Et pourtant, nous dit la BBC, si Alexis Tsipras a perdu ses électeurs, à commencer par ceux de gauche, s'il a  été mis en minorité dans son propre parti, c'est bien parce qu'il avait fini par à peu près tout accepter, des mesures d'économies et d'austérité imposées par les créanciers de la Grèce... à commencer par l'Europe. 

Mais Nouvelle Démocratie a promis d'aller plus loin encore, plus de baisse de taxes, plus de privatisations, et un objectif : s'attaquer enfin au chomage des jeunes Grecs qui semblent avoir été pour beaucoup dans la défaite électorale de Siriza.

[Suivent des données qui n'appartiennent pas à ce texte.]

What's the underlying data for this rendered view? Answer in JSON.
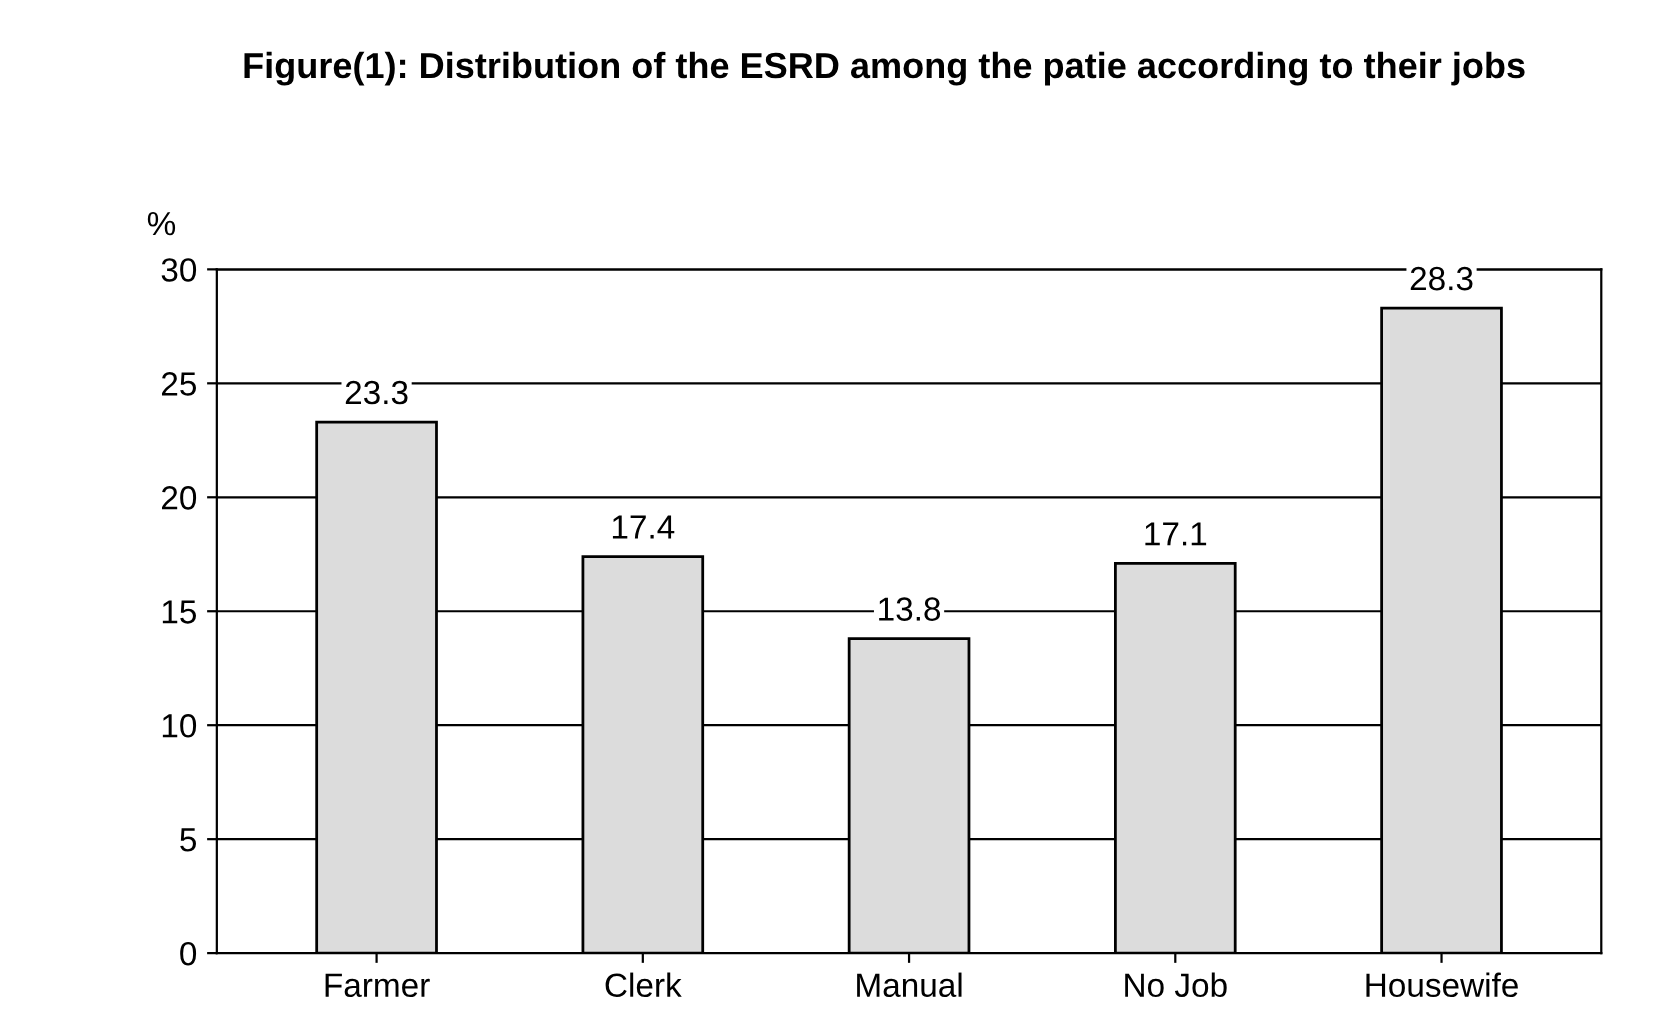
{
  "chart_data": {
    "type": "bar",
    "title": "Figure(1): Distribution of the ESRD among the patie according to their jobs",
    "ylabel": "%",
    "categories": [
      "Farmer",
      "Clerk",
      "Manual",
      "No Job",
      "Housewife"
    ],
    "values": [
      23.3,
      17.4,
      13.8,
      17.1,
      28.3
    ],
    "color": "#dcdcdc",
    "ylim": [
      0,
      30
    ],
    "yticks": [
      0,
      5,
      10,
      15,
      20,
      25,
      30
    ],
    "grid": "y",
    "data_labels": true
  }
}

La crise vénézuélienne à présent : on apprenait cette nuit qu'une troisième réunion de négociations va se tenir bientôt, sous l'égide de la Norvgèen, entre émissaires du président Nicolas Maduro et de l'opposant Juan Guaido. 

Ca va se passer cette semaine à la Barbade, confirme El Nacional à Caracas. Le journal en ligne cite toutefois le président autoproclamé Juan Guaido qui précise que non, ce qui se passe sous patronnage norvégien n'est pas un "dialogue" avec le camp maduriste qu'il accuse d'usurper le pouvoir, mais seulement une "médiation". Pour lui, donc, la seule issue possible c'est toujours "le départ de Nicolas Maduro et l'organisation d'élections libres"... ce qui laisse assez peu de chances à ce qu'un accord soit trouvé, d'autant que Guaido et les siens ne semblent plus vraiment en position de force depuis l'échec de leur tentative au printemps de faire basculer le pouvoir.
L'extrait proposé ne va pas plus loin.